This model shows the structure of the ear protein in its closed configuration, in the original D614 form (left) and the mutant form (G614). In the mutated vein protein, the 630 loop (in red) stabilizes the vein so that it cannot open prematurely and the SARS-CoV-2 becomes more contagious. Credit: Bing Chen, PhD, Boston Children’s Hospital
Cryo-EM study shows how structural changes in G614 variants stabilize the peak.
The rapidly spreading coronavirus variants from the United Kingdom, South Africa and Brazil raise concerns and questions about whether COVID-19 vaccines will be protected against it. New work led by Bing Chen, PhD, at Boston Children’s Hospital, analyzed how the structure of the coronavirus proteins changes with the D614G mutation – carried by all three variants – and showed why these variants can spread faster. The team has its findings in Science on March 16, 2021.
Chen’s team took down the nails with cryo-electron microscopy (cryo-EM), which has up to atomic level resolution. They found that the D614G mutation (replacement by a single amino acid “Letter” in the genetic code for the vein protein) makes the vein more stable compared to the original EARS-CoV-2 virus. As a result, more functional nails are available to bind to the cells’ ACE2 receptors, making the virus more contagious.
The prevention of deformation of nails
In the original coronavirus, the vein proteins would bind to the ACE2 receptor and then dramatically change shape and fold on themselves. This enabled the virus to fuse and enter its membrane with our own cell membranes. However, as Chen and colleagues reported in July 2020, the nails would prematurely change shape and fall apart before the virus could bind to cells. While it slows down the virus, the shape change has also made it harder for our immune system to contain the virus.
“Because the original ear protein would dissociate, it was not good enough to elicit a strong neutralizing antibody response,” says Chen.
When Chen and colleagues imaged the mutant vein protein, they found that the D614G mutation stabilizes the vein by blocking the premature deformation. Interestingly, the mutation also causes the nails to bind more weakly to the ACE receptor, but the fact that the spikes are less likely to fall apart prematurely generally makes the virus more contagious.
“Say the original virus has 100 nails,” Chen explains. ‘Due to the instability of the mold, you can only function 50 percent of it. In the G614 variants, you may have 90 percent that is functional, so although it does not bind as well, the chances are that you will be infected. “
Chen suggests that redesigned vaccines contain the code for this mutant ear protein. The more stable form of the peak should make any peak-based vaccine (like the Moderna, Pfizer, and Johnson & Johnson vaccines) more likely to cause protective neutralizing antibodies.

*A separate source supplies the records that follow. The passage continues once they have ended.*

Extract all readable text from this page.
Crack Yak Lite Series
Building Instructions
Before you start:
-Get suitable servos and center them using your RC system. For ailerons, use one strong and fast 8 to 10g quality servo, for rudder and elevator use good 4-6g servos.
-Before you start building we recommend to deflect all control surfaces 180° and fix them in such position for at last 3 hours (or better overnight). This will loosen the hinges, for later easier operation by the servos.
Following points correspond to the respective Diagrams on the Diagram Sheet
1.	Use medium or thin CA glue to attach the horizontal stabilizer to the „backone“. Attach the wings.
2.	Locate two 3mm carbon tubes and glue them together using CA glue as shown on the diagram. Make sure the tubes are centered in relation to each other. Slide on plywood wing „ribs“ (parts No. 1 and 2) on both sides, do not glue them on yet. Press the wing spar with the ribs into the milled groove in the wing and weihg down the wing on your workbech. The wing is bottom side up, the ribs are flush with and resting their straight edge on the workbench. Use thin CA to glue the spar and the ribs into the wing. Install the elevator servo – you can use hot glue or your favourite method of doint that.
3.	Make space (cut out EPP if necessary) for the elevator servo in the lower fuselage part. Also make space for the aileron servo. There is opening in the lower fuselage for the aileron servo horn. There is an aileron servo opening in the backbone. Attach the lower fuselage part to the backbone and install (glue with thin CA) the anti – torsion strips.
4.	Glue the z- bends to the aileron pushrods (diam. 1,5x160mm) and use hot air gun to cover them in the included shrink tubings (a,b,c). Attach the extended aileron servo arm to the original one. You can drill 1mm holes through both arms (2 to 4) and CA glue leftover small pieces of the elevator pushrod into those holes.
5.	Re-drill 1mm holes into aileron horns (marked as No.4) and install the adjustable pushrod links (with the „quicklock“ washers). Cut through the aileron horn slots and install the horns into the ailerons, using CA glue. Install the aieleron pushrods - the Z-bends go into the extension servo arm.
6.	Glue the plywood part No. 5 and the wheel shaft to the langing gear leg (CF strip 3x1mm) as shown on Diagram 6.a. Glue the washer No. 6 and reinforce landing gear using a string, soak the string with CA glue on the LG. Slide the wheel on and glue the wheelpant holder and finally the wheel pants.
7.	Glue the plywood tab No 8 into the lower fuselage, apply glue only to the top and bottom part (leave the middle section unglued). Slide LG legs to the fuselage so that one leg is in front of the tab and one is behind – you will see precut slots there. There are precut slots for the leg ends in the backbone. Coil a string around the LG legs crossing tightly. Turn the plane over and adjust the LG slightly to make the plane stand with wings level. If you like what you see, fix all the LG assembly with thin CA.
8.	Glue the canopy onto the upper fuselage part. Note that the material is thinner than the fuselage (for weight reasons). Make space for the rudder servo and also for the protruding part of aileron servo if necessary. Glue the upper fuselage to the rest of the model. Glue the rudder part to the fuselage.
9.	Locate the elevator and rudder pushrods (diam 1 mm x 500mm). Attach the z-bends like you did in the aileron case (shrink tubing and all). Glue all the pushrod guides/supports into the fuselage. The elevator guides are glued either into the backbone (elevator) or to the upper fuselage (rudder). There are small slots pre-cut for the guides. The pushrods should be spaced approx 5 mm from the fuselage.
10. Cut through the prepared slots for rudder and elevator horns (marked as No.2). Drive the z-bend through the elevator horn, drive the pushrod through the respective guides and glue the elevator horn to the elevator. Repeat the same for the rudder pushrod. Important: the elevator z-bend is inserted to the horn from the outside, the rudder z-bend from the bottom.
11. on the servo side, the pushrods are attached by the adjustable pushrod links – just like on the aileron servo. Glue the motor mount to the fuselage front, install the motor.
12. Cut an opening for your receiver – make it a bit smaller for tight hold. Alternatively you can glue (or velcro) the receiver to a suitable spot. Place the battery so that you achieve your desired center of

Future direction: A medicine to block coronavirus access
Chen and his colleagues are applying structural biology to better understand how SARS-CoV-2 binds to the ACE2 receptor, with a view to therapeutic agents to prevent the virus from accessing our cells.
In January, the team at Nature Structural & Molecular Biology showed that a structure-designed “lure” ACE2 protein binds the virus 200 times stronger than the body’s own ACE2. The lure has strongly inhibited the virus in cell culture, suggesting that it may be an anti-COVID-19 treatment. Chen now plans to advance this research into animal models.
Chen is senior researcher on the page in Science. Jun Zhang and Yongfei Cai in Boston Children’s Department of Molecular Medicine were co-authors. Co-authors were Tianshu Xiao, Hanqin Peng, Sophia Rits-Volloch and Piotr Sliz of Boston Children; Jianming Lu of Codex BioSolutions, Inc., Sarah Sterling and Richard Walsh Jr. of the Harvard Cryo-EM Center for Structural Biology (Harvard Medical School); and Haisun Zhu, Alec Woosley, and Wei Yang of the Harvard Institutes of Medicine. The work was funded by the National Institutes of Health (AI147884, AI147884-01A1S1, AI141002, AI127193), a COVID-19 grant by MassCPR and Emergent Ventures.